Aver gli occhi di bove o di bue: locuzione nostra familiare, che significa veder le cose esagerate, di

maggior importanza che elle non siano. […] Dagli occhi bovini, cioè grandi e nero-azzurri, chiama Omero la dea Giunone; ma oggi una donna non accetterebbe questo paragone136,

Réclame: […] Quanto alla natura della réclame, si tratta di cosa antichissima. Non fece Virgilio la réclame

alla casa Giulia? E Achille, se non avesse trovato in Omero talem praeconem, sarebbe stato così noto?

136 Cfr. anche il cap. XX del Bacio di Lesbia, intitolato La boòpis, secondo il soprannome che Cicerone usa due volte per Lesbia (Epistulae ad Atticum II 9, 1 e II 23, 3): «dicendo Boòpis, Cicerone voleva fare una spiritosa malignità, ché non trovando nulla da ridire sul resto, prende di mira gli occhi di lei, come dire “la occhialona”, “occhi di civetta, occhi meretricii”» (BL pp. 606-607).

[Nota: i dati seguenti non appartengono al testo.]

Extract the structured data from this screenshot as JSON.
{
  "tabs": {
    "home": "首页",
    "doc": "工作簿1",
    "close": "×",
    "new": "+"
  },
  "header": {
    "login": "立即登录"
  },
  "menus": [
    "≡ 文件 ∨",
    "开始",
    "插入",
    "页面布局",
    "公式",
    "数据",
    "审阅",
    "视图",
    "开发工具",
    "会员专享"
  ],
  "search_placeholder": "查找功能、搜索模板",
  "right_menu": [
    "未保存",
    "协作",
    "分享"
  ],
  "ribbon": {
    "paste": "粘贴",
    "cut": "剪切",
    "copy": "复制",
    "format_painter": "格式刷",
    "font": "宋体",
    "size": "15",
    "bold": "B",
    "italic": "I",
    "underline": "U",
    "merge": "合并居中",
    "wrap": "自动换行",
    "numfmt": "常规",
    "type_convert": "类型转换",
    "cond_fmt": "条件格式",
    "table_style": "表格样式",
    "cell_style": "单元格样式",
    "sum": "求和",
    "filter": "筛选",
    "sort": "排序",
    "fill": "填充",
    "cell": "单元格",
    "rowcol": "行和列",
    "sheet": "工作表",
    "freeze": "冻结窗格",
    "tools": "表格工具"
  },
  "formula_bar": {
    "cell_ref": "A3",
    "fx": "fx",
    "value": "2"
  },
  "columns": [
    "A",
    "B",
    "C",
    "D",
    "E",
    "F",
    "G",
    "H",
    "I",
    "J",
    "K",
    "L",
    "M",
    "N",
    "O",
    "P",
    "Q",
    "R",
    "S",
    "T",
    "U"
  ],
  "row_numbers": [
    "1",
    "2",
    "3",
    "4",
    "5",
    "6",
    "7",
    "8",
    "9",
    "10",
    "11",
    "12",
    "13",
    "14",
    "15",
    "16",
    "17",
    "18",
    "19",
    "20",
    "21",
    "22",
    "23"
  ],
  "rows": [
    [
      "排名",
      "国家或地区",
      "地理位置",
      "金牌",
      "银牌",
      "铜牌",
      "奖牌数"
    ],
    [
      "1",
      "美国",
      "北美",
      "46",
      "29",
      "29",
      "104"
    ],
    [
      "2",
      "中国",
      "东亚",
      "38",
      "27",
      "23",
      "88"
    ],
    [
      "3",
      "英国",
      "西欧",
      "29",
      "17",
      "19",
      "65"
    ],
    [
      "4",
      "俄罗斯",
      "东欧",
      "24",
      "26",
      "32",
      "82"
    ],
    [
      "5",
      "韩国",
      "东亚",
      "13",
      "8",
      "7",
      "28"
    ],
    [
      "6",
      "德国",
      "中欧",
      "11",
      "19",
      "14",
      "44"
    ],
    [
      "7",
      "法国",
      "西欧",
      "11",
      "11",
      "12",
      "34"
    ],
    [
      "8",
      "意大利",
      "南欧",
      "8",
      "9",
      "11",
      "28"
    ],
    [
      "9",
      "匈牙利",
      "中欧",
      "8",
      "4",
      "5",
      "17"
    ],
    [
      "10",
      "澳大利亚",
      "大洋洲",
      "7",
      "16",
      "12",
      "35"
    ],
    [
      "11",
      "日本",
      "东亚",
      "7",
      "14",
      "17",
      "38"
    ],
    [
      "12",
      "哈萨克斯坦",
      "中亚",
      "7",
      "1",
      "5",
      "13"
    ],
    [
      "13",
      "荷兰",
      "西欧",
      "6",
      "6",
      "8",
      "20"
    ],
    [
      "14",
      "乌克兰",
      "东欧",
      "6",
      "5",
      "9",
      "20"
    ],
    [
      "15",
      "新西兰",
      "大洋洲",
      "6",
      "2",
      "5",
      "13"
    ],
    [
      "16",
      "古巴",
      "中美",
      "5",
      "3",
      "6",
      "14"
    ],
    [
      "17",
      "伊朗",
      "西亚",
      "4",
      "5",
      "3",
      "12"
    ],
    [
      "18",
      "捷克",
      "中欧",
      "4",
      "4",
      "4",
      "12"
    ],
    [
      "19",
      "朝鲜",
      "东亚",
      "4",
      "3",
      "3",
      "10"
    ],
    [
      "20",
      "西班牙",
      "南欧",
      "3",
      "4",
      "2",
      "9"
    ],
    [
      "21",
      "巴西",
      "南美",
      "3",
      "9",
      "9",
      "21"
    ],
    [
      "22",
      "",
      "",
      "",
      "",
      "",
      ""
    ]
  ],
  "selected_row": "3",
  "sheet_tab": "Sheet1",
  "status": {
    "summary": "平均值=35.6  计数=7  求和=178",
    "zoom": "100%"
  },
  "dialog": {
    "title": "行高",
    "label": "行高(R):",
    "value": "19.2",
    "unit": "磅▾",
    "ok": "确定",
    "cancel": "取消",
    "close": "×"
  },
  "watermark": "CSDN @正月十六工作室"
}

Nei romanzi Panzini si richiama in continuazione alle fonti fondamentali della sua cultura, anche al di fuori dei due romanzi “storici”, dove personaggi, oggetti, abitudini della Grecia e di Roma antica sono ovviamente onnipresenti. Capita spesso, ad esempio, che paragoni la realtà contadina a scene classiche137: Mingona filando «ripete il gesto delle antiche donne troiane […]; una volta anche le regine filavano come lei» (PM p. 386); il protagonista della Lanterna ricorda che il «casàro, che versava nell’ombra silenziosa il latte, gli parve un sacerdote che adempie un antico rito di libazione» (L pp. 30-31), che un vecchio contadino molto ricco «pareva nobile come l’antico Laerte, padre di Ulisse, nel fiorente pometo» (L p. 81), descrive le ragazze del mercato che «librano atticamente sul capo, a mo’ di canèfore, le grandi ceste» (L p. 50, cfr. anche L p. 52: «belle col cesto come antiche canèfore»), paragona i pioppi mossi dal vento a «foglie che una Sibilla avesse animate della sua verità» (L p. 104), vede un bellissimo olmo e lo chiama «degno di essere consacrato ad Ercole» (L p. 114). Panzini ama ragionare con termini di secoli fa anche quando non si tratta della realtà contadina: chiama pomposamente i corteggiatori delle «due milionarie» «stupidi proci che aspirano alle loro nozze» (VL p. 296), vede il mare e prorompe nell’esclamazione thalatta, thalatta (VL p. 350). Si parla del teatro antico quando un uomo che annuncia di possedere «uno stradivario» parla «con voce tremante e lenta, quale un anghelos del teatro greco dovea usare per annunciare un portento» (L p. 39), e quando di un personaggio che commenta a voce alta una scena a cui assiste si dice che «adempie quasi alla funzione del coro nell’antica tragedia» (FV p. 773).